Le mausolée de Jules II, sculpté par Michel-Ange, devait à l'origine être construit sur trois niveaux au centre le la basilique Saint-Pierre et contenir quarante statues. Michel-Ange se rendra à Carrare durant huit mois afin de choisir les blocs de marbre nécessaire à sa réalisation. Le pape, qui changeait sans cesse d'avis et ne jurait plus que par Bramante, laissera finalement tomber le projet. Michel-Ange, qui s'en retournera à Florence, ne reprendra le tombeau qu'à la mort du pape, en 1513. Il n'en sculptera que les esclaves, aujourd'hui conservés au Musée du Louvre, et entreprendra l'exécution des statues des filles de Laban, Lia et Rachel. Le pape Léon X, souhaitant que Michel-Ange abandonne ce chantier pour se consacrer au Jugement Dernier de la Chapelle Sixtine, découvrira le Moïse dans l'atelier de l'artiste. Il jugera que la statue était d'une qualité suffisante pour honorer la sépulture d'un pape. L'exécution du reste du mausolée reviendra aux élèves de Michel-Ange. (Wikipedia)

 

 

            Après la mort de Jules II, les tractations entre le nouveau pape et les héritiers furent tendues. Le projet du tombeau de Jules II devient un mausolée contenant un simple cénotaphe dans la basilique Saint-Pierre-aux-Liens en 1545, soit quarante ans après la commande initiale. (D’après Wikipedia)

  

Michel-Ange et la chapelle des Médicis

 

Les tombeaux de Julien et Laurent de Médicis restent l'une des plus belles réalisations de Michel-Ange et dévoilent le rapport avec la mort et l’au-delà.

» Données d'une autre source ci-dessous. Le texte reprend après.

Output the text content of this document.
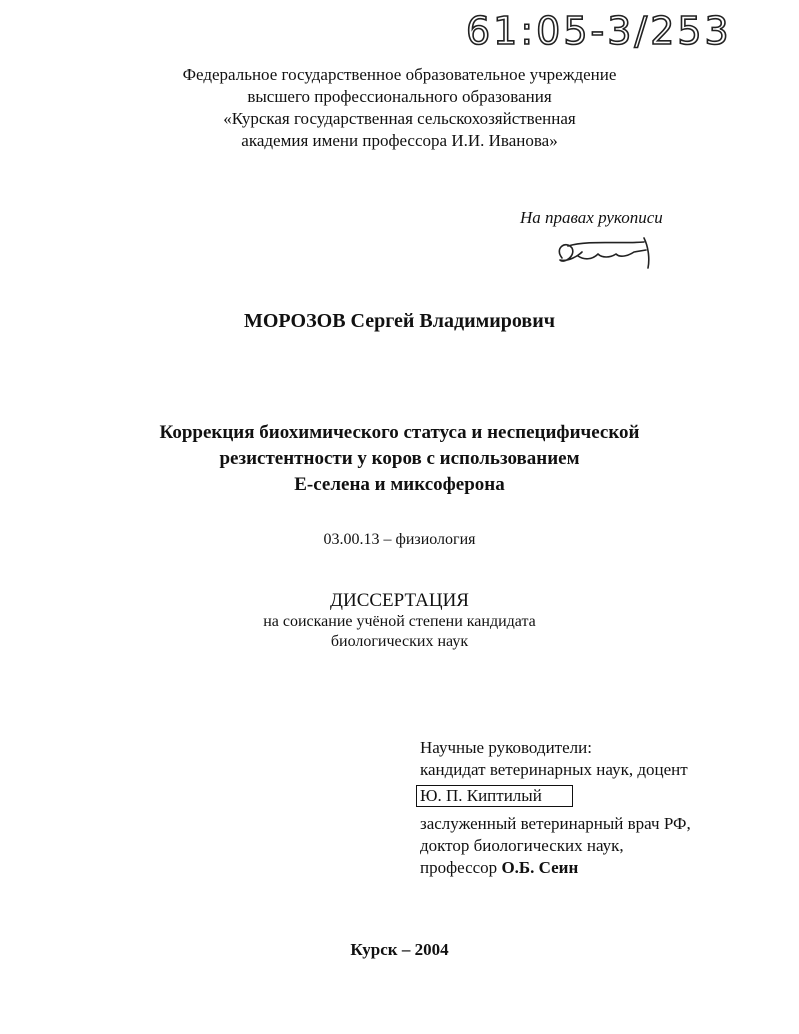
61:05-3/253
Федеральное государственное образовательное учреждение
высшего профессионального образования
«Курская государственная сельскохозяйственная
академия имени профессора И.И. Иванова»
На правах рукописи
МОРОЗОВ Сергей Владимирович
Коррекция биохимического статуса и неспецифической
резистентности у коров с использованием
Е-селена и миксоферона
03.00.13 – физиология
ДИССЕРТАЦИЯ
на соискание учёной степени кандидата
биологических наук
Научные руководители:
кандидат ветеринарных наук, доцент
Ю. П. Киптилый
заслуженный ветеринарный врач РФ,
доктор биологических наук,
профессор О.Б. Сеин
Курск – 2004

La nouvelle sacristie de l’église San Lorenzo à Florence, fut réalisée par Michel-Ange entre 1518 et 1534, sur un plan général inspiré de Brunelleschi. Elle contient les restes des deux célèbres Médicis, Laurent le Magnifique et son frère Julien assassiné lors de la conjuration des Pazzi.

 

Les tombeaux se présentent face à face. L’architecture générale dégage trois plans : le plan supérieur, qui contient des trônes vides, symboles de la présence du divin ; le plan intermédiaire avec une représentation allégorique des ducs : d’un côté Julien, de l’autre Laurent. Puis sous les effigies des ducs, les tombeaux surmontés chacun de deux personnages couchés dos à dos (un homme et une femme), qui contrastent fortement entre eux. Ce sont les allégories des quatre moments de la journée et de la nuit, qui personnifient la fuite du temps : le Jour et la Nuit, l’Aurore et le Crépuscule.

 

Tombeau de Julien de Médicis               Tombeau de Laurent de Médicis

 

Les effigies des ducs

Les statues de Julien ne sont pas des portraits réalistes mais des allégories.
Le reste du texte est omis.